Open is Open.
Posted Nov 13, 2005 6:42 UTC (Sun) by paulj
In reply to: Open is Open.
Parent article: Debian and Nexenta collide
I never suggested _that_. I said that Sun could have licensed with GPL + Exception for _linking_ with other software.
Ok, fair enough. However, all my arguments here before about why the GPL would not have sufficed have revolved mostly around the patent pool+MAD clauses of the CDDL, linkage was just another example. Yes, the linkage thing possibly could be dealt with via exceptions. My point regarding the patent clauses stands though.
Please get your facts straight. IBM _explicitly_ promised not to sue _any_ open source project over about 500 patents they have (applies to all OSI approved licences). Not just the kernel.
Ah, fair enough. I must have been confused. However, go and *look* at the list of patents. Quite a few have absolutely no relevance to software (CPU, token ring, ATM, etc. hardware patents), others do not have much value (though, that's probably more a comment on the state of the patent system) and at least two of the patents don't have anything to do with computers (tamper proof screws, DNA reading assembly).

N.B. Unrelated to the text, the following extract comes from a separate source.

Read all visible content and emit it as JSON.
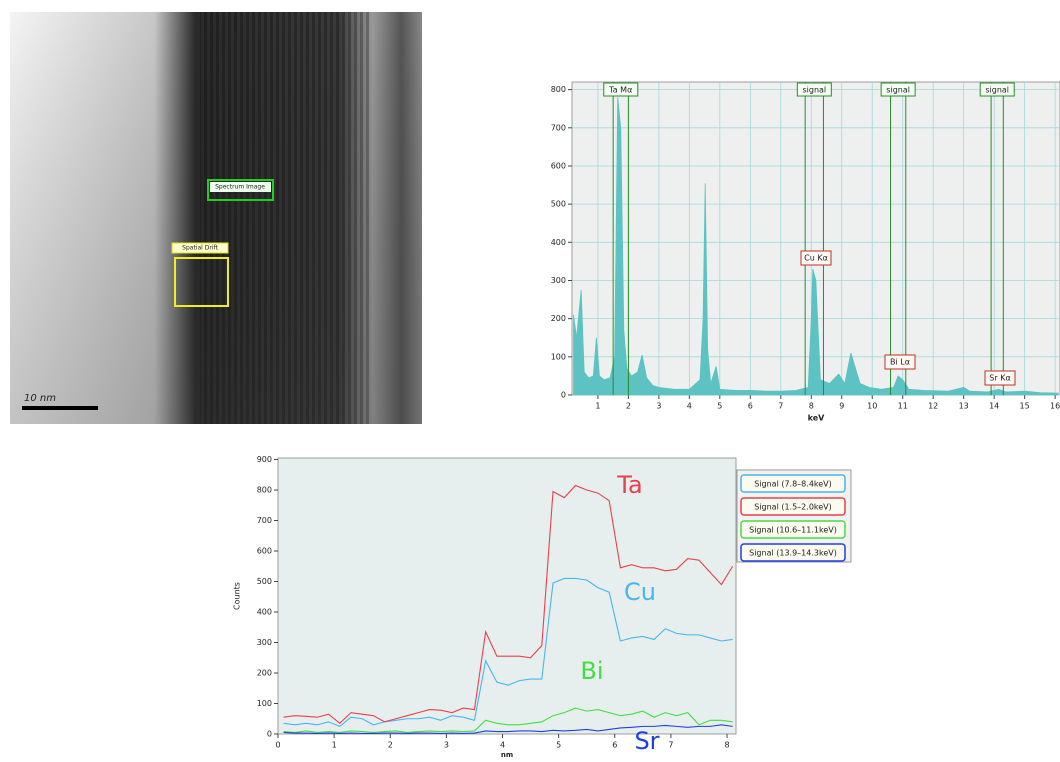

A unilateral patent grant still does not do anything to try setup a patent pool and patent "peace" around a software project, as the CDDL does. As I said in another post, be careful what you criticise the CDDL for, when there's a fair chance the GPLv3 will try do similar tomorrow (Eben Moglen has stated patent threats are something the GPLv3 may try address). The CDDL's clauses are intended to encourage the build-up of a pool of grants to a project on all relevent patents held by the initial and contributing developers. That's a worthwhile goal IMHO.
Which is legally meaningless.
IBM have *many* more patents than those 500. They can almost certainly dig up patents from their portfolio to sue almost anyone they wanted to, regardless of those 500. So their grant is not *that* meaningful either. So lets be honest: The primary reasons big corporates involved fruitfully in Free Software, like IBM and Sun, neither have nor likely will (in the short to mid-term at least) sue any Free Software developers or projects is because they have absolutely nothing to gain from it and a *lot* to lose.
Anyway, did Sun want to do something different than the GPL? Yes, I've listed some *good* reasons why. Disagreeing with the logic of those reasons is fine. However clinging to the view that Sun chose the CDDL out of sheer perverseness (reasoning I can never really refute, since it hinges implicitely on Sun having hidden motives), when it isn't that hard to come up with more rational reasons is perverse in itself, if not sheer paranoia. Particularly when the objectionable result of this "hidden motive" theory, incompatibility with the GPL, lies *not* in the CDDL but in the GPL and can easily be fixed in the next revision of the GPL, which is due in the next year or two. Further, any GPLv2 copyright holder can *today* avail of CDDL code by simply giving their own GPL code an exception. If you have suggestions on improving the CDDL, you are welcome to discuss them on the opensolaris-discuss list, the CDDL *can* be up-revved too.